Dealloyed Pt 74 Ni 26 and Pt 26 Ni 74 Electrodeposited Thin Film Electrocatalysts for Oxygen Reduction

Electrodeposition and microstructure of thin films close to Pt 75 Ni 25 and Pt 25 Ni 75 stoichiometry are described and their catalytic oxygen reduction reaction performance, dealloying, and strain evolution detailed. Multiple techniques are used to characterize the morphology, crystalline structure, and chemical homogeneity of the as-deposited and dealloyed films. A fine-scale percolating network of lower-density regions is evident in the as-deposited Pt 74 Ni 26 films while the as-deposited Pt 26 Ni 74 films are more homogenous and compact. Electrodeposition is accompanied by development of significant in-plane tensile stress that increases at more negative growth potentials to reach 1.28 GPa for as-deposited Pt 26 Ni 74 . Dealloying of the near-surface regions of Pt 74 Ni 26 is accompanied by limited expansion or opening of the low-density regions while massive dealloying of the highly stressed Pt 26 Ni 74 results in shrinkage, extensive cracking, and formation of a bi-continuous nanoporous structure with an average pore diameter close to 5 nm.
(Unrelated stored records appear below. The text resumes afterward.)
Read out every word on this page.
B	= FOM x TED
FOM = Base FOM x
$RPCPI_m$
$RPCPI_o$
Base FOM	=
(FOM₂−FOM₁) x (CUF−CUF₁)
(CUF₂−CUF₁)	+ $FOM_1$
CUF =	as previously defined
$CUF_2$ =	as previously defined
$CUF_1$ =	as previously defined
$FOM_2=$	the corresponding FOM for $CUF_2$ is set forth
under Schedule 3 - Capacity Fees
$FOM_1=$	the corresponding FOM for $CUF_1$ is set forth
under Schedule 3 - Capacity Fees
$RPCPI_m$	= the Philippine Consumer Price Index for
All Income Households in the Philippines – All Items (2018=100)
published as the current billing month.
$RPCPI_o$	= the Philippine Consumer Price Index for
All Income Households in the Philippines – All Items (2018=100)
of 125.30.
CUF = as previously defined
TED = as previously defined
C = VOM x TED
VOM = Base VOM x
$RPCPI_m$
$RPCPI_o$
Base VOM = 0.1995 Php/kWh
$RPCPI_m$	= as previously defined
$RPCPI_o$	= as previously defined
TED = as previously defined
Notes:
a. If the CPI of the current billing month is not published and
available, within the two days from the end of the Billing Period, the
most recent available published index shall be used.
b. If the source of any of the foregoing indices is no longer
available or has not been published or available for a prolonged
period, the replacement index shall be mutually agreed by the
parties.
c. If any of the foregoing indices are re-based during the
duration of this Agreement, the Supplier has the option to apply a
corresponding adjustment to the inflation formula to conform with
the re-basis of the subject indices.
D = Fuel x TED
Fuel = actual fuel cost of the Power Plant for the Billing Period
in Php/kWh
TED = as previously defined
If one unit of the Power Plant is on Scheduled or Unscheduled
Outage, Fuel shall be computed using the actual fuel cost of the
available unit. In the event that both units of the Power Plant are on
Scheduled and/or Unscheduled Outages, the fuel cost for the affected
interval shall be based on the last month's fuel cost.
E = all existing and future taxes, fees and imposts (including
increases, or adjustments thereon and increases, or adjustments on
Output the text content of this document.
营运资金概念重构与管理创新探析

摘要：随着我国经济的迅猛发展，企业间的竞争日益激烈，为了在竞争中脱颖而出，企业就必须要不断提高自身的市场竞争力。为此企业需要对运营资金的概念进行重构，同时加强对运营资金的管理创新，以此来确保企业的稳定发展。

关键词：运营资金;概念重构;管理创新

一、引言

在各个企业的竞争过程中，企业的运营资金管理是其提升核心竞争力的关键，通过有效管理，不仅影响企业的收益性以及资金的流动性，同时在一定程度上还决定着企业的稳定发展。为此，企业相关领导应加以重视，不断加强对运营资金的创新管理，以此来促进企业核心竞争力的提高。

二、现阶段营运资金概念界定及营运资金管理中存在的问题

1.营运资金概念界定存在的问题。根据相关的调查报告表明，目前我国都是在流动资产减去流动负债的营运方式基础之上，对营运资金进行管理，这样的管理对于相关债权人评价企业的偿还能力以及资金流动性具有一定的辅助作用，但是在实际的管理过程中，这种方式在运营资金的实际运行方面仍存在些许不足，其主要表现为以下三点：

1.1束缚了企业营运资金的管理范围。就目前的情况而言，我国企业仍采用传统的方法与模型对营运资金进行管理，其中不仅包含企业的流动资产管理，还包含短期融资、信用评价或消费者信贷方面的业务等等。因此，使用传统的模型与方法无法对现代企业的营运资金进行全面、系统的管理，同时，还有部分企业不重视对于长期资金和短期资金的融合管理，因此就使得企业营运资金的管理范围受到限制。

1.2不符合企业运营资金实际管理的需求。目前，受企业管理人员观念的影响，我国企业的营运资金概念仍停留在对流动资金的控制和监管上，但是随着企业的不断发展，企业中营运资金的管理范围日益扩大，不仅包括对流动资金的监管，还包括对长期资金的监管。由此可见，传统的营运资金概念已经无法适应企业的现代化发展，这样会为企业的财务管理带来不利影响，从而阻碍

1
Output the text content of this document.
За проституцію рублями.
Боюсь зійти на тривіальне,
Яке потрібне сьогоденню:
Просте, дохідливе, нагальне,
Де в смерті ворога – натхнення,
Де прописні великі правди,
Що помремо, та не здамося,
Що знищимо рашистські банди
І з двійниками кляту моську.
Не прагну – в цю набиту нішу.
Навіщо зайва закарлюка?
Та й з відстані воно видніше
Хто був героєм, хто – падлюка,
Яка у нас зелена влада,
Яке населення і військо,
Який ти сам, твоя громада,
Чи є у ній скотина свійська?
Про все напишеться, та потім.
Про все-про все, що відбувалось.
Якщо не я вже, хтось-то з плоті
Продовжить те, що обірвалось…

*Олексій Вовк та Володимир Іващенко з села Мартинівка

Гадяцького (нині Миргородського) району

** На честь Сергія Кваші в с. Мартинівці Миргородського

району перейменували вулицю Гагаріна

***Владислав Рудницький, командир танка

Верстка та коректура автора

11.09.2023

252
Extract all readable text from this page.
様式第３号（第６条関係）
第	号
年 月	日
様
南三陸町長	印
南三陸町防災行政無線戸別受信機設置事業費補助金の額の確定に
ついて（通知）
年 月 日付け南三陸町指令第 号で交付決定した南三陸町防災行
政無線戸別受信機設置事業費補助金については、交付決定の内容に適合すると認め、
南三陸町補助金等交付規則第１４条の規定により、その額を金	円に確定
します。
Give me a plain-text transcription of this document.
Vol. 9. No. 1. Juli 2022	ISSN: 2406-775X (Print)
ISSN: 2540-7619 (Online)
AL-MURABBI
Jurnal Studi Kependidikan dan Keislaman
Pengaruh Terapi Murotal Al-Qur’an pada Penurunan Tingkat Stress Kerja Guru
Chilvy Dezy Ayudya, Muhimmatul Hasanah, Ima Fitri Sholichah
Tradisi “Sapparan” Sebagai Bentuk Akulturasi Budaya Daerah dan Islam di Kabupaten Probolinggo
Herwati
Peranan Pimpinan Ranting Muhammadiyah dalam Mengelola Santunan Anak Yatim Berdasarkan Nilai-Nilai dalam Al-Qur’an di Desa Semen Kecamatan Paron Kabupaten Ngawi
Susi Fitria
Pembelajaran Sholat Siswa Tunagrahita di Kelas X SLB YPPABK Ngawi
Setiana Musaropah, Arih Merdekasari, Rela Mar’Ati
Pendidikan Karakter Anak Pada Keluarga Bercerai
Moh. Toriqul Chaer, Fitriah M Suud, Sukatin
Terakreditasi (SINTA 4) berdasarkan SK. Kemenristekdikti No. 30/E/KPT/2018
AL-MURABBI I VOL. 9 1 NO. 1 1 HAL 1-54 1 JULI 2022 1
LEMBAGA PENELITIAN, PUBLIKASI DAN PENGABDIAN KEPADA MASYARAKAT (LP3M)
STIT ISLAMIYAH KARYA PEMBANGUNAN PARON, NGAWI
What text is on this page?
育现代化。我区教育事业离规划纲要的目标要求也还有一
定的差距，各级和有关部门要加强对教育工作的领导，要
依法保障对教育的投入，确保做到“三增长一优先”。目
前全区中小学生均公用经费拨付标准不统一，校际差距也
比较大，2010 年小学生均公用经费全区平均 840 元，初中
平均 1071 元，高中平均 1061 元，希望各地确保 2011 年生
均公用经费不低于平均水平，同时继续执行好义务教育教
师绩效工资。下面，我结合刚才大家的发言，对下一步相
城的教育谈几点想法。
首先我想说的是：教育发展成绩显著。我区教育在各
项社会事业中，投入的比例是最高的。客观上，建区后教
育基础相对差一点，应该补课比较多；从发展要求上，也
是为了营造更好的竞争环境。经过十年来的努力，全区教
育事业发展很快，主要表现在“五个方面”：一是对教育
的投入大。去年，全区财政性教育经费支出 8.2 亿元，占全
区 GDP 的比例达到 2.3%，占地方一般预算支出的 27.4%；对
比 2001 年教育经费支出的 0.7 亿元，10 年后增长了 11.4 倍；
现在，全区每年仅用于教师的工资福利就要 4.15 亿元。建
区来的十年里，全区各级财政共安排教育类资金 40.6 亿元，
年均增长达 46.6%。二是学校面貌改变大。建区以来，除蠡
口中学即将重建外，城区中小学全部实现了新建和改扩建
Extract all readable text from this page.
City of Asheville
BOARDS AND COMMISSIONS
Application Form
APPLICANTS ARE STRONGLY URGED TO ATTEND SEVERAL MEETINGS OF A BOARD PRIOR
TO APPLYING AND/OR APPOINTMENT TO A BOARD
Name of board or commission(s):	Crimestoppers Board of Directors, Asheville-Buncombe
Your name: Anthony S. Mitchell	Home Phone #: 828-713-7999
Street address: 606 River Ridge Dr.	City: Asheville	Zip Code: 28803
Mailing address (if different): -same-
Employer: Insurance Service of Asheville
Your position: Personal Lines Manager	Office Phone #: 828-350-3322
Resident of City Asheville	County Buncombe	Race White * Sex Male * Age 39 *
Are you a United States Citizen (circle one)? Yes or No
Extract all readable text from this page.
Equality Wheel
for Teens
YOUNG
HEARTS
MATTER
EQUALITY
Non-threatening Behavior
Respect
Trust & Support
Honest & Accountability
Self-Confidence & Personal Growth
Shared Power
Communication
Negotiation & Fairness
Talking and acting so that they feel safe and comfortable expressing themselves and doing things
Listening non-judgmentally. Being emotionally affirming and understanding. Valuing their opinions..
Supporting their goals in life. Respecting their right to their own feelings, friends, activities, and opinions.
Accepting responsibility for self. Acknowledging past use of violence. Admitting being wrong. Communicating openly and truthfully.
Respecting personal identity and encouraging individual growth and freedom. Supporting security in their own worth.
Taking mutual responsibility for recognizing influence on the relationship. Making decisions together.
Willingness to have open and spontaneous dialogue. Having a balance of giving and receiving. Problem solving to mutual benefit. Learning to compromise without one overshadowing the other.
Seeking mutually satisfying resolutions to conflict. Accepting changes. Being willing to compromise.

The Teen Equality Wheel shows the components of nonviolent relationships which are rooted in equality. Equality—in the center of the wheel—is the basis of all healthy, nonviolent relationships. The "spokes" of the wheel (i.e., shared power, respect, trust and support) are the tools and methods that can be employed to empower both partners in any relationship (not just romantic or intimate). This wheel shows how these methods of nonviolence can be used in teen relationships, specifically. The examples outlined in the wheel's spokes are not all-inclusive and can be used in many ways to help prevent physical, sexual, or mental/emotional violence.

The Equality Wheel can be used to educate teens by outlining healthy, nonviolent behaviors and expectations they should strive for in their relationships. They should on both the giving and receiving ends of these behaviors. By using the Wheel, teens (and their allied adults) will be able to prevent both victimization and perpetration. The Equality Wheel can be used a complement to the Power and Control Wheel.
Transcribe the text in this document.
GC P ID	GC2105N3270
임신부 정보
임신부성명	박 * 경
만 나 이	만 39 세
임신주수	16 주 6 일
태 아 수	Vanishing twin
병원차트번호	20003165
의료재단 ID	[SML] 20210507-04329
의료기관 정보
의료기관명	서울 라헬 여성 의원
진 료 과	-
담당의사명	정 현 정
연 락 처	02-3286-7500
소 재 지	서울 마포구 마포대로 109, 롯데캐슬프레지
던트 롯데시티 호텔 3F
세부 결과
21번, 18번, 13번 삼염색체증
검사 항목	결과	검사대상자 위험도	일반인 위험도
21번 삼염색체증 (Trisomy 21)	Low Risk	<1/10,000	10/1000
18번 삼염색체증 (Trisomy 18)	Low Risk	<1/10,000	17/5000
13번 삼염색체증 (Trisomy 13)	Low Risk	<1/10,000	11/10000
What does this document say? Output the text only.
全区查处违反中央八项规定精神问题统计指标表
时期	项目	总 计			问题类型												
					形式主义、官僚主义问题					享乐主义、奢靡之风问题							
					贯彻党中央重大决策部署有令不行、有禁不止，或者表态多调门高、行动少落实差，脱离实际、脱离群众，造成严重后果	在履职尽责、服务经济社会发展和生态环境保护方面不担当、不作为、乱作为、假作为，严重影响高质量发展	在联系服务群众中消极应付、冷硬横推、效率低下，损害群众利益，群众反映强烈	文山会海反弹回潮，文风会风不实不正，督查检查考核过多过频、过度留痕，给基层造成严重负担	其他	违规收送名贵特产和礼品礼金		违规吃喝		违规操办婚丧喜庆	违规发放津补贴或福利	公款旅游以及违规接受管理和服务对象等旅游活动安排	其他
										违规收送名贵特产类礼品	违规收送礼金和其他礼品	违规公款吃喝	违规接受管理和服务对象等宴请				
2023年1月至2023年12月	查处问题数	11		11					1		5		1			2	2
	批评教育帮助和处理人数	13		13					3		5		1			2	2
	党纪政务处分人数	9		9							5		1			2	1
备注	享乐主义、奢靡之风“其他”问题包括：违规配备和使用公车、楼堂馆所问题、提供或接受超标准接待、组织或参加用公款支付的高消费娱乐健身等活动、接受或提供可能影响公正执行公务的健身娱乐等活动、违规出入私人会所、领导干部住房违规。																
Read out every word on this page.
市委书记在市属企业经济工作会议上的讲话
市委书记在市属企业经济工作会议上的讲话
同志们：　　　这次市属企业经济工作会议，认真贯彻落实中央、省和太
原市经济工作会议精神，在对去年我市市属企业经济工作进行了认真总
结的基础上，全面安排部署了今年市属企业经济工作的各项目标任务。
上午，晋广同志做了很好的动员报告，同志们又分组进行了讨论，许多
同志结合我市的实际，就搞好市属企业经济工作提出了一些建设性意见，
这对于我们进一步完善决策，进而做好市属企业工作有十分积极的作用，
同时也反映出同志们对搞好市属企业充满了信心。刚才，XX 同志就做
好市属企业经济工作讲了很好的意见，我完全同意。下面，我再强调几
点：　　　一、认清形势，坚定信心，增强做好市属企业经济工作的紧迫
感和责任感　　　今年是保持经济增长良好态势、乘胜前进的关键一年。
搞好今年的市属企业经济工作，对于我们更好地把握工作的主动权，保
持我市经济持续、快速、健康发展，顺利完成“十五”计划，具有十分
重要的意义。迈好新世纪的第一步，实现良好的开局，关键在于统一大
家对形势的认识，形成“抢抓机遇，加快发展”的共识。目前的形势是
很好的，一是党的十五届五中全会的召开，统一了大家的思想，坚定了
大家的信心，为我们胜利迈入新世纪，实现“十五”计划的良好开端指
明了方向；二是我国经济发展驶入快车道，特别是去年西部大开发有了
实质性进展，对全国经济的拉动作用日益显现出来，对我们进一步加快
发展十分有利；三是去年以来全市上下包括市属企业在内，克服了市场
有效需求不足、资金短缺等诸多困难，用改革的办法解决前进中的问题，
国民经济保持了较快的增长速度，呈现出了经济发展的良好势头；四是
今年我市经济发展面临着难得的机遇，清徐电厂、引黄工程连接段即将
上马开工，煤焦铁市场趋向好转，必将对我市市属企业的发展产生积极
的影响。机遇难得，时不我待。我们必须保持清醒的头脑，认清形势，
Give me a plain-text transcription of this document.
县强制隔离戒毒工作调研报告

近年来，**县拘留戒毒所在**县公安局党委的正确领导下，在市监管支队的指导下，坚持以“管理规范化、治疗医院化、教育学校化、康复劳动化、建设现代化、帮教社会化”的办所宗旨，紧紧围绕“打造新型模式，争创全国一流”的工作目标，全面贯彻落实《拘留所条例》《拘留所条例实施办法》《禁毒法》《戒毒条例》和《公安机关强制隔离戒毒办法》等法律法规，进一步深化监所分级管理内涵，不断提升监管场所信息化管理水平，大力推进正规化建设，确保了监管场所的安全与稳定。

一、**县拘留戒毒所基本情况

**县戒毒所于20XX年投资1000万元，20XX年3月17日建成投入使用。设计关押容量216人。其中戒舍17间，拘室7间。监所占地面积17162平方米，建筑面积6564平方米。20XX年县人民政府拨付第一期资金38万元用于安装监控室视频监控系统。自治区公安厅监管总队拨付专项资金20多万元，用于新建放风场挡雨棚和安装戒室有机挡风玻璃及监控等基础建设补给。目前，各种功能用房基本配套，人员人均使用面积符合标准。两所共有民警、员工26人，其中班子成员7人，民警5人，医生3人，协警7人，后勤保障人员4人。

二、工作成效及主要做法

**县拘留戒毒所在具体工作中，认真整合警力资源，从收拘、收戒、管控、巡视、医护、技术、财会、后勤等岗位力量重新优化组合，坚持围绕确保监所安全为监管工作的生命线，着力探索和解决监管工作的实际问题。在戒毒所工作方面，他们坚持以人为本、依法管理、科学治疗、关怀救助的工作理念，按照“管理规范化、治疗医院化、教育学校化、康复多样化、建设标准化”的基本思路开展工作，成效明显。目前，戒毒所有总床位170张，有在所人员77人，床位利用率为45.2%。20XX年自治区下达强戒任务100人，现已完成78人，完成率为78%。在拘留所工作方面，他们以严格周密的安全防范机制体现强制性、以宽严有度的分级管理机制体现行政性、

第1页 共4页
Relative to electrodeposited Pt, the alloy films exhibit enhanced area-specific oxygen reduction reaction activity (at 0.95 V vs RHE, iR-corrected) that amounts to a factor of 3.4 for dealloyed Pt 74 Ni 26 and 5.1 for dealloyed Pt 26 Ni 74 while the Pt-based mass activity increased by a factor of 5.1 and 12.3, for the respective films.